La tempesta di Sabbia del Sahara

È previsto in questi giorni, a partire da oggi – lunedì 20 maggio 2024 – il passaggio su Roma e buona parte della provincia di Latina, dell’area Sud del litorale romano e della zona tra Laurentino, Eur e Ostia, di una tempesta di sabbia proveniente dal deserto del Sahara.

La tempesta, simile a quella che già ha colpito la Capitale durante lo scorso periodo pasquale, secondo le previsioni porterà delle precipitazioni di sabbia che supereranno i mille microgrammi per metro quadrato.


Un post dell’Arpa, che evidenzia i recenti superamenti della concentrazione di Pm10 oltre i limiti di legge: è prevista in questi giorni una tempesta di sabbia del Sahara su Roma che potrebbe peggiorare la qualità dell’aria

Una quantità di pulviscolo particolarmente elevata, che ha portato l’Arpa (Agenzia regionale per la protezione ambientale) del Lazio a dirsi molto preoccupata per la concentrazione di particolato Pm10 causato dalle polveri.

Preoccupazione per la concentrazione di Pm10

Già con la scorsa tempesta, il 29 marzo scorso il Campidoglio aveva emesso un’ordinanza con la quale aveva prorogato dal 1 aprile al 31 ottobre 2024 il divieto di circolazione per i veicoli più inquinanti nell’area coincidente con la nuova ZTL “Fascia Verde”.

Nonostante ciò, il passaggio della tempesta potrebbe peggiorare ulteriormente la qualità dell’aria su Roma e nelle zone a sud del Lazio, con la concentrazione di Pm10 che potrebbe portare un’aria scadente su buona parte del territorio, che l’Arpa ha già definito “pessima”.

Ma, come detto al Messaggero dal fondatore di Meteo Lazio e componente di Ampro (Associazione Meteo Professionisti), Gabriele Serafini, quanto sta accadendo è “un fenomeno abbastanza ricorrente in primavera, quando l’atmosfera a queste latitudini inizia a subire mutamenti a causa del passaggio di stagione”.

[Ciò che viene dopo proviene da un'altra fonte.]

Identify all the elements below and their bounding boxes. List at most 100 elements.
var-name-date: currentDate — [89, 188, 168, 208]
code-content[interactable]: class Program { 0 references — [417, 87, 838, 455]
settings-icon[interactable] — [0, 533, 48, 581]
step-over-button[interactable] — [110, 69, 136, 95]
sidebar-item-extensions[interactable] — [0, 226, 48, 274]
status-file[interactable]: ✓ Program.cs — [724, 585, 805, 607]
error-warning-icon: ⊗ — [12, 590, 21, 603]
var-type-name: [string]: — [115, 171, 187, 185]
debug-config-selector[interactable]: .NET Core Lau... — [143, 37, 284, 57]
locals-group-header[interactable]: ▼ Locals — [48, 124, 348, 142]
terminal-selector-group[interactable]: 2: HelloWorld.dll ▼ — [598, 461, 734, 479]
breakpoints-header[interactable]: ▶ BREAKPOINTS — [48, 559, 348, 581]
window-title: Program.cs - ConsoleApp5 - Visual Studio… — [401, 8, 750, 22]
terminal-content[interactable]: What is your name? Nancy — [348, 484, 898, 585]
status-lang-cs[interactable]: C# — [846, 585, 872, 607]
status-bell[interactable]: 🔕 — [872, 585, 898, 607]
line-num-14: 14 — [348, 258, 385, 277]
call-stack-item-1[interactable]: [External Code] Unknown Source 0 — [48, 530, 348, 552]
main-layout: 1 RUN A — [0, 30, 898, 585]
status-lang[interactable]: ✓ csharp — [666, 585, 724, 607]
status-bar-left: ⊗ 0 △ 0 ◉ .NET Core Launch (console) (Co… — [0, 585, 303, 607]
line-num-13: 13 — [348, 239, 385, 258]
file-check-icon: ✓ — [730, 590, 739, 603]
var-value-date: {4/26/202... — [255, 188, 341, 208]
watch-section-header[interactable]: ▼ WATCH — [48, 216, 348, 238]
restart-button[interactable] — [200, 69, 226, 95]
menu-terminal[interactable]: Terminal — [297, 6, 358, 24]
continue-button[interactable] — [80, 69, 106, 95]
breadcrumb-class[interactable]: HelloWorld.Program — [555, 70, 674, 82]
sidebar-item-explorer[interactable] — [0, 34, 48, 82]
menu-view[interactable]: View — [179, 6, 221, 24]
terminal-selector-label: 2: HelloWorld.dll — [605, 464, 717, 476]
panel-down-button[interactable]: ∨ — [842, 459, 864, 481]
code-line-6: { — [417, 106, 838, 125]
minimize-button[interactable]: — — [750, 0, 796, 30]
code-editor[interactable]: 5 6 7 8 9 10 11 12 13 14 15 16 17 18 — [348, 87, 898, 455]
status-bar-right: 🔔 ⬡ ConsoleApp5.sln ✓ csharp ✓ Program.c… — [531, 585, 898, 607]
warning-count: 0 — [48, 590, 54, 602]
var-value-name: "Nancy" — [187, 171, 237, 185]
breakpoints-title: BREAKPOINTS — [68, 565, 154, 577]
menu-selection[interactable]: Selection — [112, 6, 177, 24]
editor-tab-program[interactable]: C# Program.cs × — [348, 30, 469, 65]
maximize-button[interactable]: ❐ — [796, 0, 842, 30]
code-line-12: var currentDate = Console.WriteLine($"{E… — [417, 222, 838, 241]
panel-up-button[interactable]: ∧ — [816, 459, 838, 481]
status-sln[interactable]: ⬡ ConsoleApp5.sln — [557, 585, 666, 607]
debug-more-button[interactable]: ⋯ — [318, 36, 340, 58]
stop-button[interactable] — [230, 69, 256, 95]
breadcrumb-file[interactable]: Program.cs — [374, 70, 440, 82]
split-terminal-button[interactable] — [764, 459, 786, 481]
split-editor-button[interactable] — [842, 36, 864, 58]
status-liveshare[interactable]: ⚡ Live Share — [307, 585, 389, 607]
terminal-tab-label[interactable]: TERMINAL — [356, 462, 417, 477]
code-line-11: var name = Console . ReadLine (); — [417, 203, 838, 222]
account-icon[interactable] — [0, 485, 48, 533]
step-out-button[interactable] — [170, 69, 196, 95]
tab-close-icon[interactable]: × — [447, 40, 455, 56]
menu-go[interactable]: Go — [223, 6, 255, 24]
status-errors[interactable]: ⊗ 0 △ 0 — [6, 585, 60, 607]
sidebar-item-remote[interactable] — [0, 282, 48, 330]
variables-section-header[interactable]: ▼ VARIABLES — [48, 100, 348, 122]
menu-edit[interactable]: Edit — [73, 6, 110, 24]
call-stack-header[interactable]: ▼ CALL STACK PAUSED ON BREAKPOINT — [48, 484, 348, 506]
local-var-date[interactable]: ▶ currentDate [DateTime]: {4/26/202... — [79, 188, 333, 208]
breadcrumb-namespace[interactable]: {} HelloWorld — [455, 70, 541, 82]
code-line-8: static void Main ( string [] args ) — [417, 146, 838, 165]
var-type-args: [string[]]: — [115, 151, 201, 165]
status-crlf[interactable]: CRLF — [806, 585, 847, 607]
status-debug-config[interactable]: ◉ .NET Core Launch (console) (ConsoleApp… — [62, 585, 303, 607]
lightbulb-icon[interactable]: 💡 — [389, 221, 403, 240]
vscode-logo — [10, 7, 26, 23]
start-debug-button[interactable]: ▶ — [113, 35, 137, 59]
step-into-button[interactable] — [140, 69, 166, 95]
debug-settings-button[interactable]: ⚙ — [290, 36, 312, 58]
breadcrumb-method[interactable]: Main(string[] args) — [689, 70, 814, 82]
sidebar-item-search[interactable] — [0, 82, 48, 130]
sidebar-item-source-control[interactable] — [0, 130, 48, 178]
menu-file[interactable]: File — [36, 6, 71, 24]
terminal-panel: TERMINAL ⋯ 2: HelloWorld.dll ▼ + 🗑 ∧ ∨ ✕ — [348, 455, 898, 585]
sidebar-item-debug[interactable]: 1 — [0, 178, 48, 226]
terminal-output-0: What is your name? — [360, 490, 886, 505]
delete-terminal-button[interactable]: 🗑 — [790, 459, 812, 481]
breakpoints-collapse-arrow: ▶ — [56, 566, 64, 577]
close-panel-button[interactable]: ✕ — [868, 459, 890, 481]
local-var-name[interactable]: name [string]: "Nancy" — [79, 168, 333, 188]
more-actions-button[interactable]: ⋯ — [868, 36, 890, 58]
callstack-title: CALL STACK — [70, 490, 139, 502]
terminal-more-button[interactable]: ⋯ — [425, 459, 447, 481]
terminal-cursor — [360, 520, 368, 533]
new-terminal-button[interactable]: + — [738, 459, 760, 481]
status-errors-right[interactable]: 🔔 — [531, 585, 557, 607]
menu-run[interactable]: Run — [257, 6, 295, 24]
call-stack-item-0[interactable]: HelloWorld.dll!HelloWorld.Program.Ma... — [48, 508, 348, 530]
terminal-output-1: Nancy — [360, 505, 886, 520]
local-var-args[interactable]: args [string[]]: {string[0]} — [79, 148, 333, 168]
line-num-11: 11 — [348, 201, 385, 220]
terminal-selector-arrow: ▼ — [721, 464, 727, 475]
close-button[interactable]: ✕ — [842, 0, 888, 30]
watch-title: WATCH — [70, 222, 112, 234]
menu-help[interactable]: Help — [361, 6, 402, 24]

Le raccomandazioni e le previsioni

Molti esperti però, come lo pneumologo del policlinico Gemelli e segretario del gruppo di studi sulla Bpco della Sip (Società italiana di pneumologia), Francesco Lombardi, raccomandano agli asmatici, a chi soffre di bronchite cronica ostruttiva e, in generale, ai più fragili, l’utilizzo delle “mascherine Ffp2 e che fanno da filtro”, oltre a “evitare di uscire quando ci sono le maggiori concentrazioni di polveri e di inquinanti”.

“Siamo già abbastanza esposti a un particolato inorganico, basato principalmente sull’inquinamento da combustioni – continua poi Lombardi – Avere più polveri sottili vuol dire esporre di più le vie alte respiratorie […] Le Pm10 possono causare irritazioni, faringiti, tracheiti”.

Stando alle previsioni dei meteorologi però, le polveri derivanti dalle tempeste del Sahara diminuiranno nelle prossime settimane.